2 points by tripalip 2942 days ago
Over the last year or so I worked on a (GPLv3-licensed) project in the dev-ops space, which spawned a few smaller side-projects. Although I'm quite happy with how all of those turned out, I have no idea whether I'll see any adoption. I certainly didn't follow any of the common advice about creating MVPs and get customer feedback early and all that, which was a deliberate decision because this was something I really wanted to see exist, and I'm ok with how that reduces chances of adoption/success.

Long story short, I'd like to continue working on it should it gain any traction. To be able to do so I would need to figure out a way to make at least some money out of it. One option (among others I'm looking into) I see would be to dual-license the code with a commercial license in addition to GPLv3. Companies who want to integrate the code in their products but don't want GPLv3 would be able to purchase such a license.
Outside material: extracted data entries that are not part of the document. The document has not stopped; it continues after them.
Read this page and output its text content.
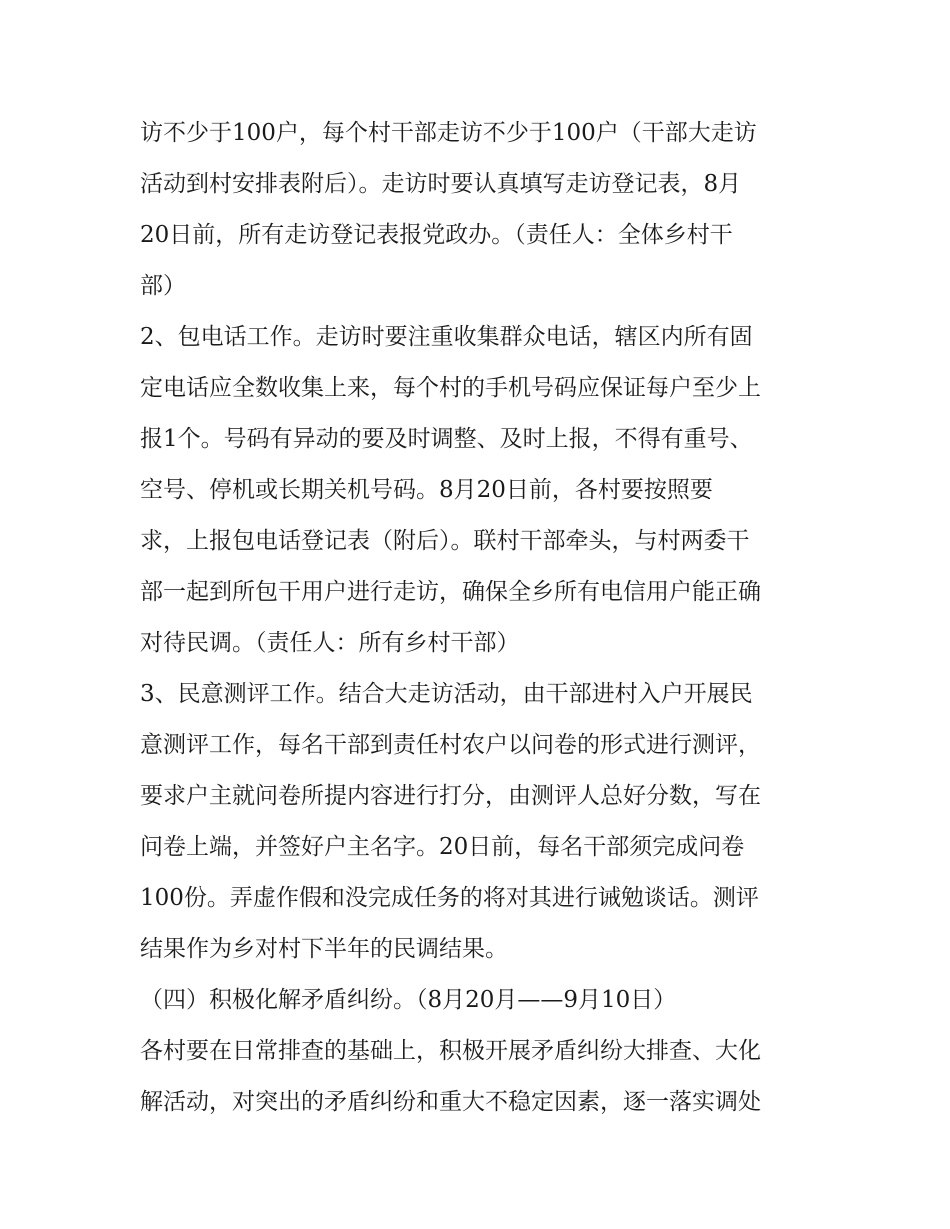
访不少于100户，每个村干部走访不少于100户（干部大走访
活动到村安排表附后）。走访时要认真填写走访登记表，8月
20日前，所有走访登记表报党政办。（责任人：全体乡村干
部）
2、包电话工作。走访时要注重收集群众电话，辖区内所有固
定电话应全数收集上来，每个村的手机号码应保证每户至少上
报1个。号码有异动的要及时调整、及时上报，不得有重号、
空号、停机或长期关机号码。8月20日前，各村要按照要
求，上报包电话登记表（附后）。联村干部牵头，与村两委干
部一起到所包干用户进行走访，确保全乡所有电信用户能正确
对待民调。（责任人：所有乡村干部）
3、民意测评工作。结合大走访活动，由干部进村入户开展民
意测评工作，每名干部到责任村农户以问卷的形式进行测评，
要求户主就问卷所提内容进行打分，由测评人总好分数，写在
问卷上端，并签好户主名字。20日前，每名干部须完成问卷
100份。弄虚作假和没完成任务的将对其进行诫勉谈话。测评
结果作为乡对村下半年的民调结果。
（四）积极化解矛盾纠纷。（8月20月——9月10日）
各村要在日常排查的基础上，积极开展矛盾纠纷大排查、大化
解活动，对突出的矛盾纠纷和重大不稳定因素，逐一落实调处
I'm not quite sure how that would work with external contributions though (if I'd get any in the first place of course). If those are GPLv3 too, then I couldn't really sell 'non-GPLv3' licenses to 3rd parties, right? I don't like the idea of forcing people to assign copyright of their contributions to me, so I thought I could maybe ask for contributions to be Apache v2? Would that work, legally?

And if so, how could I best setup a contribution 'pipeline'? There's cla-assistant ( https://github.com/cla-assistant/cla-assistant ), which let's people easily sign contributor agreements before allowing pull requests on Github, but that doesn't work on Gitlab where my code lives at the moment. Are there any examples of other projects working in a similar way and how are those setup?

1 comments

Dual licensing will generate money if the software has customers willing to pay the dual licensing fee. Finding those customers is non-trivial, basically it's commercial sales and having a GPL version probably makes sales harder because you are competing against free.